Akron-based RVshare, a peer-to-peer recreational vehicle rental business, has secured $50 million in funding from a Texas investment firm. Tritium Partners in Austin has agreed to provide funding to RVshare, which was founded in 2013 and calls itself the world’s largest RV rental marketplace with about 60,000 RV owners.

The Akron firm said in a news release it plans to immediately use $20 million “to accelerate its already rapid growth, focusing on enhancements in user experience, marketing and hiring more top-tier talent.”

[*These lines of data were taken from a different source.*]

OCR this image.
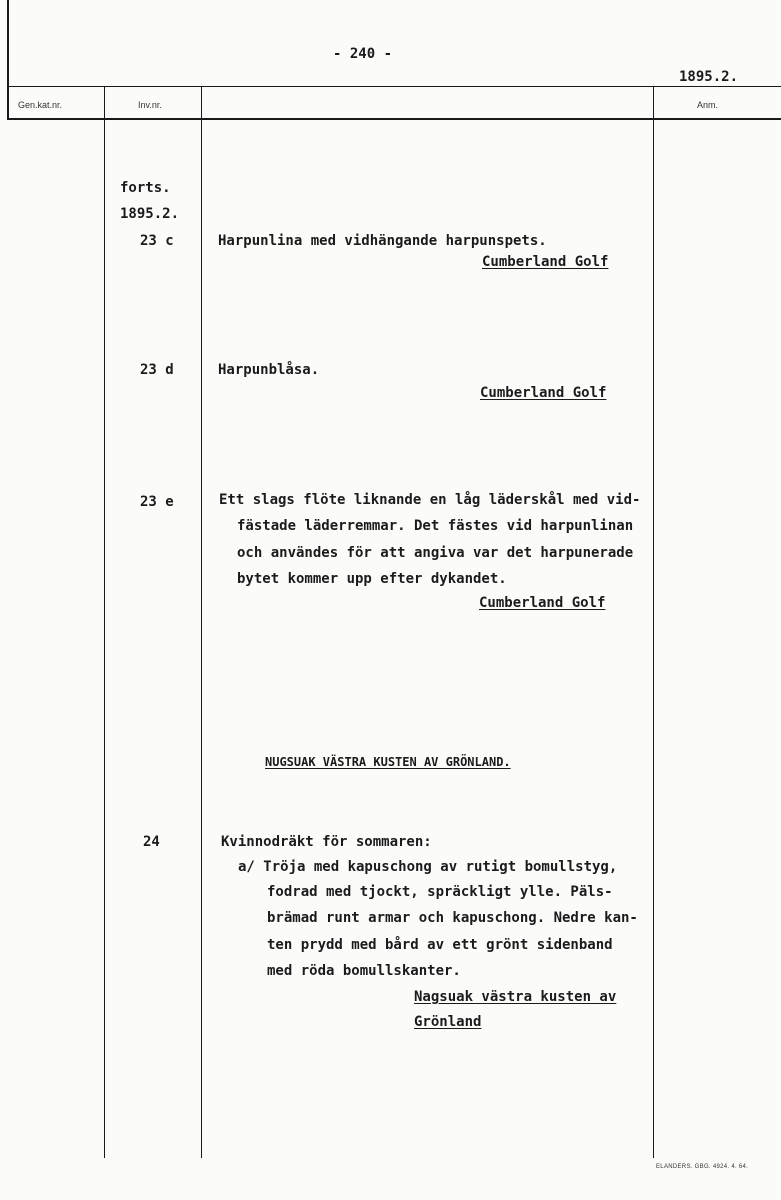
- 240 -
1895.2.
Gen.kat.nr.	Inv.nr.	Anm.
forts.
1895.2.
23 c	Harpunlina med vidhängande harpunspets.
Cumberland Golf
23 d	Harpunblåsa.
Cumberland Golf
23 e	Ett slags flöte liknande en låg läderskål med vid-
fästade läderremmar. Det fästes vid harpunlinan
och användes för att angiva var det harpunerade
bytet kommer upp efter dykandet.
Cumberland Golf
NUGSUAK VÄSTRA KUSTEN AV GRÖNLAND.
24	Kvinnodräkt för sommaren:
a/ Tröja med kapuschong av rutigt bomullstyg,
fodrad med tjockt, spräckligt ylle. Päls-
brämad runt armar och kapuschong. Nedre kan-
ten prydd med bård av ett grönt sidenband
med röda bomullskanter.
Nagsuak västra kusten av
Grönland
ELANDERS. GBG. 4924. 4. 64.
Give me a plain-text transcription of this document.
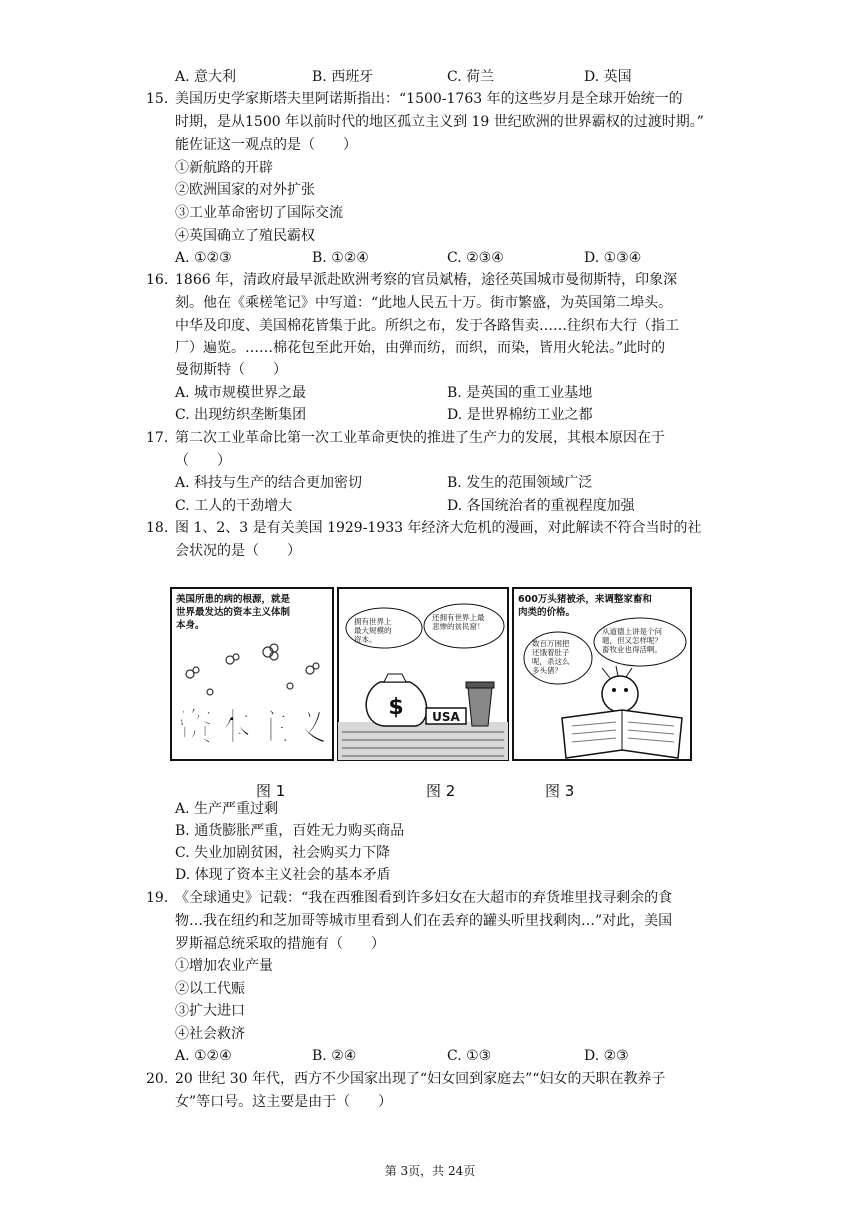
A. 意大利	B. 西班牙	C. 荷兰	D. 英国
15. 美国历史学家斯塔夫里阿诺斯指出：“1500-1763 年的这些岁月是全球开始统一的
时期，是从1500 年以前时代的地区孤立主义到 19 世纪欧洲的世界霸权的过渡时期。”
能佐证这一观点的是（　　）
①新航路的开辟
②欧洲国家的对外扩张
③工业革命密切了国际交流
④英国确立了殖民霸权
A. ①②③	B. ①②④	C. ②③④	D. ①③④
16. 1866 年，清政府最早派赴欧洲考察的官员斌椿，途径英国城市曼彻斯特，印象深
刻。他在《乘槎笔记》中写道：“此地人民五十万。街市繁盛，为英国第二埠头。
中华及印度、美国棉花皆集于此。所织之布，发于各路售卖……往织布大行（指工
厂）遍览。……棉花包至此开始，由弹而纺，而织，而染，皆用火轮法。”此时的
曼彻斯特（　　）
A. 城市规模世界之最	B. 是英国的重工业基地
C. 出现纺织垄断集团	D. 是世界棉纺工业之都
17. 第二次工业革命比第一次工业革命更快的推进了生产力的发展，其根本原因在于
（　　）
A. 科技与生产的结合更加密切	B. 发生的范围领域广泛
C. 工人的干劲增大	D. 各国统治者的重视程度加强
18. 图 1、2、3 是有关美国 1929-1933 年经济大危机的漫画，对此解读不符合当时的社
会状况的是（　　）
美国所患的病的根源，就是 世界最发达的资本主义体制 本身。
资本主义
拥有世界上 最大规模的 资本。
还拥有世界上最 悲惨的贫民窟！
$ USA
600万头猪被杀，来调整家畜和 肉类的价格。
数百万困把 还饿着肚子 呢，杀这么 多头猪？
从道德上讲是个问 题，但又怎样呢？ 畜牧业也得活啊。
图 1	图 2	图 3
A. 生产严重过剩
B. 通货膨胀严重，百姓无力购买商品
C. 失业加剧贫困，社会购买力下降
D. 体现了资本主义社会的基本矛盾
19. 《全球通史》记载：“我在西雅图看到许多妇女在大超市的弃货堆里找寻剩余的食
物…我在纽约和芝加哥等城市里看到人们在丢弃的罐头听里找剩肉…”对此，美国
罗斯福总统采取的措施有（　　）
①增加农业产量
②以工代赈
③扩大进口
④社会救济
A. ①②④	B. ②④	C. ①③	D. ②③
20. 20 世纪 30 年代，西方不少国家出现了“妇女回到家庭去”“妇女的天职在教养子
女”等口号。这主要是由于（　　）
第 3页，共 24页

“A $50 million investment from Tritium is an incredible validation of RVshare and its already multimillion dollar marketplace business that is poised to disrupt an entire industry,” Jon Gray, RVshare’s recently hired chief executive officer, said in a news release. “We will reshape the way people think about RVs, turning them into a second source of income for RV owners and broadening the uses for renters from classic family vacations to weekend warriors and overflow accommodations to tailgating.”

Gray previously was a senior executive and the third employee of HomeAway, a Tritium vacation rental investment.

Tritium’s managing partners Phil Siegel and David Lack said they believe RVshare will redefine a category, similar to how HomeAway did for vacation rentals. Expedia ended up buying HomeAway for $3.9 billion.

“HomeAway ... took vacation home rentals from a fringe category to a celebrated mainstay of global travel,” Siegel said. ... We see RVshare doing the same for RV rentals.”